By: Dennis Cook
Return To Forever is back. For those in the know, a happy shiver runs up your spine, and for the uninitiated there's a world of treats in store during their upcoming summer tour that kicks off May 29 at the Paramount Theater in Austin, TX. This seminal '70s band used jazz as a launching pad for explorations into rock, Cubanismo, space music, flamenco and much more, all of it charged with crackling electricity and jaw dropping musicianship. Like Can and Traffic, RTF doesn't always get credit for exploding music's walls and creating the borderless atmosphere that made the jam scene possible. Their fearless, jubilant sonic revolt helped show several generations of players that one needn't adhere to what anyone says is the "correct way" of doing things. Sometimes it takes visionaries like Return To Forever to help clear the sleep from our eyes.
Outside of a brief reunion in 1983, Chick Corea (keys), Al Di Meola (guitar), Stanley Clarke (bass) and Lenny White (drums) haven't played together since 1977. Each has made an indelible mark on jazz (and a few other genres) in the intervening years but there's never been anything quite like the bubbling, irresistible, even volatile chemistry they shared together for a few short, ridiculously creative years.
"A lot of times you do things, whether or not they come out good or bad, and you don't get an opportunity to revisit them. Let's say you made a mistake and you say, 'Oh well, I gotta chalk that up.' Or you did something and you had a great time but it becomes memories. To get the opportunity to revisit those sorts of situations is kind of special," says White. "To go back and look at this music for a second time, in a new time and new space, is pretty special."
At the time of their inception, there was considerable controversy in the jazz world over the hybrid they'd created. Founded in 1972 by Corea and Clarke, the lineup went through some changes before settling into what most regard as the classic RTF quartet that's reassembled today. Each of these gifted musicians – Airto Moreira, Joe Farrell, Bill Connors and Steve Gadd are alumni – offered pieces of the puzzle along the way. Bringing in scraps of what they'd heard in Hendrix and Santana, as well as harnessed noise, Sibelius' modal implications and myriad other random threads, Return To Forever helped birth a new sub-genre: jazz fusion.

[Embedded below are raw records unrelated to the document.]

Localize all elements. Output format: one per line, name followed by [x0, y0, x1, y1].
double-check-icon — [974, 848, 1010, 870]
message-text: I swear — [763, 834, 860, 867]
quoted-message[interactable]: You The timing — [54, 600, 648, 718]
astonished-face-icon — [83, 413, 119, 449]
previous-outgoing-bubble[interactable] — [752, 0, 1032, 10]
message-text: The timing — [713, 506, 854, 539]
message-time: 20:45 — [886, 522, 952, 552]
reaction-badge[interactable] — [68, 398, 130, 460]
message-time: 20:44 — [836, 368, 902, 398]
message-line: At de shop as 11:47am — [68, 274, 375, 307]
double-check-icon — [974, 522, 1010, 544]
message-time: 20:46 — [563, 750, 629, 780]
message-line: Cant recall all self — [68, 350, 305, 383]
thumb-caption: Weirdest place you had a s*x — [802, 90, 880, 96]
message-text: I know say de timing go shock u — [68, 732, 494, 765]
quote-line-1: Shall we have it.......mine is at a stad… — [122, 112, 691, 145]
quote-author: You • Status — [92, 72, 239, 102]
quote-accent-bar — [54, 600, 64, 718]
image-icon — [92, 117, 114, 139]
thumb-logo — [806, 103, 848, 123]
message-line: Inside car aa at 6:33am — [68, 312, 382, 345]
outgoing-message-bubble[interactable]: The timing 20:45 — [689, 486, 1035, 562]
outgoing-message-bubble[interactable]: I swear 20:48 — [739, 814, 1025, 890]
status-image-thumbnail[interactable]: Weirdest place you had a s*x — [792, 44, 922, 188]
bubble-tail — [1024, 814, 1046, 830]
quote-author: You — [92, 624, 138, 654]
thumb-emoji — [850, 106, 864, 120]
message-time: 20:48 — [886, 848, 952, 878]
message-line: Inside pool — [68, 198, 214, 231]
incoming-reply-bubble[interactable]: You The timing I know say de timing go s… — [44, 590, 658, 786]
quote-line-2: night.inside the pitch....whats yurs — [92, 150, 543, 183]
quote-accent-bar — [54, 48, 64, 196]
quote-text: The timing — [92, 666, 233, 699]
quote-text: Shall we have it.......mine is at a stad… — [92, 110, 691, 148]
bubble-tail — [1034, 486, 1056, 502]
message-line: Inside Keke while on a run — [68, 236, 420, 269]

"The jazz police stuck us up. Even to this day when you look at the history of jazz, the jazz police still kind of cut this part out of the lineage. It is a different time now, and the climate is good for it because things have changed not for the better but the worse, in terms of what we did with instrumental music and really music in general," says White. "They've taken the human process of making music out. You go to see Justin Timberlake tour, to see Madonna tour, something like that, that's one thing and it's good for that, but what we're talking about is playing instrumental music that doesn't have singers, a light show and all that. There are maybe two generations that haven't seen much of this so there's a curiosity. Jam bands do this, so we're considered one of the forefathers of jam bands by some."
Return To Forever 2008 by Lynn Goldsmith
However, the stratospheric skill level and compositional acumen of Return To Forever is a rare, rare thing in the jam sphere. The fundamental solidity of every aspect of RTF is a huge part of why this music initially put the zap on people's heads – filling coliseums and selling unprecedented albums for an instrumental, ostensibly jazz band - and why it endures today.
"I believe that was the climate we emerged from. It was good and healthy competition. You had to be on your game. Everyone else around the genre was stepping up their game. We come from an era where you had to be able to play your instrument and make something happen. I think that's different now," White comments. "I always use Sean 'Puffy' Combs as my barometer. He had a very successful series on MTV called Making The Band, and nobody in the 'band' played an instrument! It was a boy band, a singing group, and no one played an instrument. That's what it's come to. Music is made by non-musicians."